The authors conclude that a high-phosphate diet accelerates atherogenesis in apolipoprotein E K/O mice, whereas low phosphate intake induces insulin resistance. These data indicate that controlling dietary phosphate intake may influence development of both atherosclerosis and the metabolic syndrome.
It is worth noting that the dose levels used in the study are not representative of a typical human diet; the standard P diet used contained 2X the amount of phosphate found in a typical human diet and no effects were noted at this dose level. Further investigation of the conclusions drawn from this investigation will be required to prove beyond doubt the link between phosphorus and heart disease.

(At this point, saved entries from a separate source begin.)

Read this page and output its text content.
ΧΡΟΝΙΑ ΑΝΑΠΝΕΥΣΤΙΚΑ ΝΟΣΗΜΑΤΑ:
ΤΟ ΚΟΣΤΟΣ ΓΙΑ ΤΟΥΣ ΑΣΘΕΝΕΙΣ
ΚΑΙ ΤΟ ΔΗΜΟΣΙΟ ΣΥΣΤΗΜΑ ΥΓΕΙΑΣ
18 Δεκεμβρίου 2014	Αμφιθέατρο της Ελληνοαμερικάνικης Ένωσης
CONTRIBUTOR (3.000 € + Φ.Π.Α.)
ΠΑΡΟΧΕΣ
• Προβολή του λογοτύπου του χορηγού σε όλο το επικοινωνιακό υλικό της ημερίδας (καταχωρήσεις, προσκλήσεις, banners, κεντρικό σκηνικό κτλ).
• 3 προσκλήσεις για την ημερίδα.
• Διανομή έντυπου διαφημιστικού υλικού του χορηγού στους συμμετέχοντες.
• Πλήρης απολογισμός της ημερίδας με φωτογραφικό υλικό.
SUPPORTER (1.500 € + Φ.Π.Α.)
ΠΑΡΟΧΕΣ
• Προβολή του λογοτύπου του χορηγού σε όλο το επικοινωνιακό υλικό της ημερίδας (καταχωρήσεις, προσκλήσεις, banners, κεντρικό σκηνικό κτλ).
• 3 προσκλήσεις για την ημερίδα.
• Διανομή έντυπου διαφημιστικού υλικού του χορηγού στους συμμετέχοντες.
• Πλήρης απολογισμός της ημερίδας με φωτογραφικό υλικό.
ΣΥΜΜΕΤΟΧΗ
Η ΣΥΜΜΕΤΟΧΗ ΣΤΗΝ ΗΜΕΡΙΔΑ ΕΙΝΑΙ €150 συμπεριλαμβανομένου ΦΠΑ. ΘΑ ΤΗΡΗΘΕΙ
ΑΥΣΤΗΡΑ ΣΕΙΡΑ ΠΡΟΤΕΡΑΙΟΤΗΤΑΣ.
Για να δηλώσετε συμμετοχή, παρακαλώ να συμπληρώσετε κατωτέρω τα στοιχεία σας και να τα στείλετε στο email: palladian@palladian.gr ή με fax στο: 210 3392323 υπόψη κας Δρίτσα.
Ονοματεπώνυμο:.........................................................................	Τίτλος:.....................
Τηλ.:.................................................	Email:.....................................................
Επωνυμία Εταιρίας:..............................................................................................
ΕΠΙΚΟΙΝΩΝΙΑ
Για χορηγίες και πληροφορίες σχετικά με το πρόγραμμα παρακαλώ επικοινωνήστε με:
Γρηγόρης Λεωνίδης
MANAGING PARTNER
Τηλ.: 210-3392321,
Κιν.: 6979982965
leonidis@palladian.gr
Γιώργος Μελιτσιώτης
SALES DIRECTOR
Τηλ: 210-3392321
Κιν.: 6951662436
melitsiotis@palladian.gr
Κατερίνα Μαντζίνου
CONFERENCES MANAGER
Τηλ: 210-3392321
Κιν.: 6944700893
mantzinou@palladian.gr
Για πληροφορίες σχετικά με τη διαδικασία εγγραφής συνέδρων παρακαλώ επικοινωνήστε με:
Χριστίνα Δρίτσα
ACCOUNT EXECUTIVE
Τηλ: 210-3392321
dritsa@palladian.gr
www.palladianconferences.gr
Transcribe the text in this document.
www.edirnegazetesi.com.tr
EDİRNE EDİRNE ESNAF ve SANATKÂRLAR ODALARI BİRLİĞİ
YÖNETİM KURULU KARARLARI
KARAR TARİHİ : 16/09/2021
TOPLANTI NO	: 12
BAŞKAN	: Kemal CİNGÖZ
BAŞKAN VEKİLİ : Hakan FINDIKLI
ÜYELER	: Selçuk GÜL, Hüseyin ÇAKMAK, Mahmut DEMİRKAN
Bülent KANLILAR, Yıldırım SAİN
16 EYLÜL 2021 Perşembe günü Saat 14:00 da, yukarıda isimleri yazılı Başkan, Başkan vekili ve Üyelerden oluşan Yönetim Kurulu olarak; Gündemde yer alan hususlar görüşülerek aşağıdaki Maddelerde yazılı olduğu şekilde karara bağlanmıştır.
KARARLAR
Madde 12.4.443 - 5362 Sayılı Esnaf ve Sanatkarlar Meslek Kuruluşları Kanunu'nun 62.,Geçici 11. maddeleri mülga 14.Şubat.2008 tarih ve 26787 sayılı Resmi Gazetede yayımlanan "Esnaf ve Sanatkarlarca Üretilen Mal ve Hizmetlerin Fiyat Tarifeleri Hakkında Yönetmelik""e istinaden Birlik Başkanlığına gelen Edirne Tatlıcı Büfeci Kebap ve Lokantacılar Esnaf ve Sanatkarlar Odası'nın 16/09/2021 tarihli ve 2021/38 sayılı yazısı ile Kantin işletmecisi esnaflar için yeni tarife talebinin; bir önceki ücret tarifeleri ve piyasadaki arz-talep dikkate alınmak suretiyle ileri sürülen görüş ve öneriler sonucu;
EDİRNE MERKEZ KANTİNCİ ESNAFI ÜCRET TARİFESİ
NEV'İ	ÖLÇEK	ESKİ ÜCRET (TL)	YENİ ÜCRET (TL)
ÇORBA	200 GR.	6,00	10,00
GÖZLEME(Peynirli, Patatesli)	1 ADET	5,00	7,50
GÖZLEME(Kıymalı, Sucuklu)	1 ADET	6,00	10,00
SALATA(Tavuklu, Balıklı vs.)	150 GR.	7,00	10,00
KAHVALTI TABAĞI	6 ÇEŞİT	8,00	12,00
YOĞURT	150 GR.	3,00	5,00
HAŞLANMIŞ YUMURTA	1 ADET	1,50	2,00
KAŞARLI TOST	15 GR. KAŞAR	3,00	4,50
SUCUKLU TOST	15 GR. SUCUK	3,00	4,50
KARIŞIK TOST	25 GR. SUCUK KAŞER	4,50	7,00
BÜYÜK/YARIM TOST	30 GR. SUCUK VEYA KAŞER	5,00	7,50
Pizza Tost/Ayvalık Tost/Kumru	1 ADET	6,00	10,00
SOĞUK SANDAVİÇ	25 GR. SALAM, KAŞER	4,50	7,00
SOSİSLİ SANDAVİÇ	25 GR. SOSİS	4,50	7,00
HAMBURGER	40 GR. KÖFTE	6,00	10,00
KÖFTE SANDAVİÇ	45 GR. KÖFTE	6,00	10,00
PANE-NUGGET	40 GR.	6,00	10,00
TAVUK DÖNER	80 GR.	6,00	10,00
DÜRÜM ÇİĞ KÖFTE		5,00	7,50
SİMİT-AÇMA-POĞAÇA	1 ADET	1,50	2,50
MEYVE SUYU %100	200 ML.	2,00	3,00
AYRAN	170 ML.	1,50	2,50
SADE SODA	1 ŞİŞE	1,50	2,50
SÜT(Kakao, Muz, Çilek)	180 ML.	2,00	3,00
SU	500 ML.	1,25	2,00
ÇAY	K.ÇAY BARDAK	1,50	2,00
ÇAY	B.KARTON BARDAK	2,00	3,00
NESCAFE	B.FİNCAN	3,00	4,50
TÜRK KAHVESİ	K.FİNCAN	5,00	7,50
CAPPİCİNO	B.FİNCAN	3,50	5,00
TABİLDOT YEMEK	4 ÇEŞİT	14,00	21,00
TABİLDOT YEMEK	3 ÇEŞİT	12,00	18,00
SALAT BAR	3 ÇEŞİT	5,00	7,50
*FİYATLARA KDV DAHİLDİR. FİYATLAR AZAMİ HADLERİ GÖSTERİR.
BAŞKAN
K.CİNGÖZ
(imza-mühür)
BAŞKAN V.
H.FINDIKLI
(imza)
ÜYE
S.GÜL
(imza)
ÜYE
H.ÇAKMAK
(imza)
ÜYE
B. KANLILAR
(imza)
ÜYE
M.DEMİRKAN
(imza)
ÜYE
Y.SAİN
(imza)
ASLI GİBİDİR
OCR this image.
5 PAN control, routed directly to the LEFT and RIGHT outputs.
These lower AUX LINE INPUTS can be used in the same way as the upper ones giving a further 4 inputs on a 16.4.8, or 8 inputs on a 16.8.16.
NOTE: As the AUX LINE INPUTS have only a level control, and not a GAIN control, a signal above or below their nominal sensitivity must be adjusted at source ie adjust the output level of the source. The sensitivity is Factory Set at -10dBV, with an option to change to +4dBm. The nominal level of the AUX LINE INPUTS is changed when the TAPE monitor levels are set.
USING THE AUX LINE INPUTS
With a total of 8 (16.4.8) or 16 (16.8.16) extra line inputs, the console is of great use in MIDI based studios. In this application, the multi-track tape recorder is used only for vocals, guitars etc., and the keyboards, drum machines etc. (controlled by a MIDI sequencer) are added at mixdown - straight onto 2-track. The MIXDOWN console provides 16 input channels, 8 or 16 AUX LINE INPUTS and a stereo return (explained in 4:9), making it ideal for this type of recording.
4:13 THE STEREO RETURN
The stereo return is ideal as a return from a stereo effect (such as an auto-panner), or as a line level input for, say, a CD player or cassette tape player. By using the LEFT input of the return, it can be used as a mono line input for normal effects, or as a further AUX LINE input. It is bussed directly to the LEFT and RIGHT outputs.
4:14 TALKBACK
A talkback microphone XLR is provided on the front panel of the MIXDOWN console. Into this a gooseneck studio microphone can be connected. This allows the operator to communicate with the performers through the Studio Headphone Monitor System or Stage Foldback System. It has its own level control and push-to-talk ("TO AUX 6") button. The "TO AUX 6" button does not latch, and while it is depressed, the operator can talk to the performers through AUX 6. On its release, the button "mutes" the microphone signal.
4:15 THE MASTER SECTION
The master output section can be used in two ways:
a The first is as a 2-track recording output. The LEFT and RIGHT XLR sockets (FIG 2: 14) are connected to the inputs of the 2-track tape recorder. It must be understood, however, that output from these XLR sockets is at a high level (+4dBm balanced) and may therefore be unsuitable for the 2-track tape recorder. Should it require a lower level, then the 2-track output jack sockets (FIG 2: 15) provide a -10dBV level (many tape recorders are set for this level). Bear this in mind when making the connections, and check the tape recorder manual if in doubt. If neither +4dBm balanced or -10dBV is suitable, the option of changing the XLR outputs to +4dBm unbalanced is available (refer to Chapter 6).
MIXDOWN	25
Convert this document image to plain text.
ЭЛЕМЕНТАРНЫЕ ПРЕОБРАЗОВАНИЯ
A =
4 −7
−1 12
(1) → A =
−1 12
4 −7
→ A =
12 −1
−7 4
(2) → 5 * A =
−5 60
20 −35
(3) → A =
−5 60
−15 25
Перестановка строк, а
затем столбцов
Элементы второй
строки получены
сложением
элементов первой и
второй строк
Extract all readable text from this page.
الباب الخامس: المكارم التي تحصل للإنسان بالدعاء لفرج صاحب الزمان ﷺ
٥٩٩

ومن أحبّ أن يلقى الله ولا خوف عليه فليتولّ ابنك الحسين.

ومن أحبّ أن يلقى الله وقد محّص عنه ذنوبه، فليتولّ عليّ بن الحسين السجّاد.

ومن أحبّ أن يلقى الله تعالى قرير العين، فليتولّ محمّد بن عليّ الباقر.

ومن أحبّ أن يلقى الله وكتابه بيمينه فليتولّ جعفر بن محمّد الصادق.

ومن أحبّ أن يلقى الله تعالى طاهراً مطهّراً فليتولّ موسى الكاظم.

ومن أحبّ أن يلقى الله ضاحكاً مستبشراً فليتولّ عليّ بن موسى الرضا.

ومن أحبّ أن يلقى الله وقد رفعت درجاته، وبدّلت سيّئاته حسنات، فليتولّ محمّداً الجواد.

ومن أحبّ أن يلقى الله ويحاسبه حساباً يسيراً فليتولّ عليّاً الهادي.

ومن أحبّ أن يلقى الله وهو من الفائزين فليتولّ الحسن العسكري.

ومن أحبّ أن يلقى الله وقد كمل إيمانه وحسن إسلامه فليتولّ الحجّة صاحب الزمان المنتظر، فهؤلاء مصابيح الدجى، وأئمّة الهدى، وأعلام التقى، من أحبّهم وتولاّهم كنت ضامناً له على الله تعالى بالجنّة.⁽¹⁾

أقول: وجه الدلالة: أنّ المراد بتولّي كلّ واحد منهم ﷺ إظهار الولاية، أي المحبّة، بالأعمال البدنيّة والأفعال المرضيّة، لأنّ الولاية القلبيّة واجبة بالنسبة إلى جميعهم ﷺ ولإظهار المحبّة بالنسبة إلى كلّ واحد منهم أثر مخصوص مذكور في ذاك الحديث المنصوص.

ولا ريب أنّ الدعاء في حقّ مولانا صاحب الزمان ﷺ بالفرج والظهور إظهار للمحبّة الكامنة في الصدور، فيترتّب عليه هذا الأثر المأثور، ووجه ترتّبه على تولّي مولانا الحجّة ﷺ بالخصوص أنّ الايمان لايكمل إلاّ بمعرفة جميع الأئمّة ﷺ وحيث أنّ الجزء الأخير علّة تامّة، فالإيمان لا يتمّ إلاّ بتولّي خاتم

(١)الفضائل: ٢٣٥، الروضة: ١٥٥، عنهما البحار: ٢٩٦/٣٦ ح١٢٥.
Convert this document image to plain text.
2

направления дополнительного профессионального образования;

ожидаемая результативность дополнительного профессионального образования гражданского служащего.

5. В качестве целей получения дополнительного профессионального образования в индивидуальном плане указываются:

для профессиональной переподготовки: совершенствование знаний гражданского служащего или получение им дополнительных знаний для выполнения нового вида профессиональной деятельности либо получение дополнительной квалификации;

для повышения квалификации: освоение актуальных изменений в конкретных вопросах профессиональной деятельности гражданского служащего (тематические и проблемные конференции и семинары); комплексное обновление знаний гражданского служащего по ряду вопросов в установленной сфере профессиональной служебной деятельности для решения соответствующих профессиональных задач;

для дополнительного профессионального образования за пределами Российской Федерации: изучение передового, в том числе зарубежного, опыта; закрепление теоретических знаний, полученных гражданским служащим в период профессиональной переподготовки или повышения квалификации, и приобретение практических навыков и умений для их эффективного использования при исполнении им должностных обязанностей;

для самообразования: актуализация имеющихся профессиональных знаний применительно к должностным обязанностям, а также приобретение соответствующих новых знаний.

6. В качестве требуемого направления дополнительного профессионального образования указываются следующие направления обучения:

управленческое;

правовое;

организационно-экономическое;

It is therefore concluded that although these finding may be of use to the medical community they are not relevant for assessment of calcium phosphates under REACH. As with all essential elements it is likely that an increase or a decrease in phosphate levels may have a detrimental effect on the health of the individual. However the normal levels of intake for inorganic phosphates fall well within the safe range identified in this study and the maximum tolerable daily intake of 70 mg/kg bw of P/day, from all sources, is not considered to induce any of the effects noted in the study. The levels of occupational exposure to inorganic phosphates will not significantly contribute to the overall daily intake of phosphrous and it is therefore not considered appropriate to investigate this further for the purpose of REACH registration.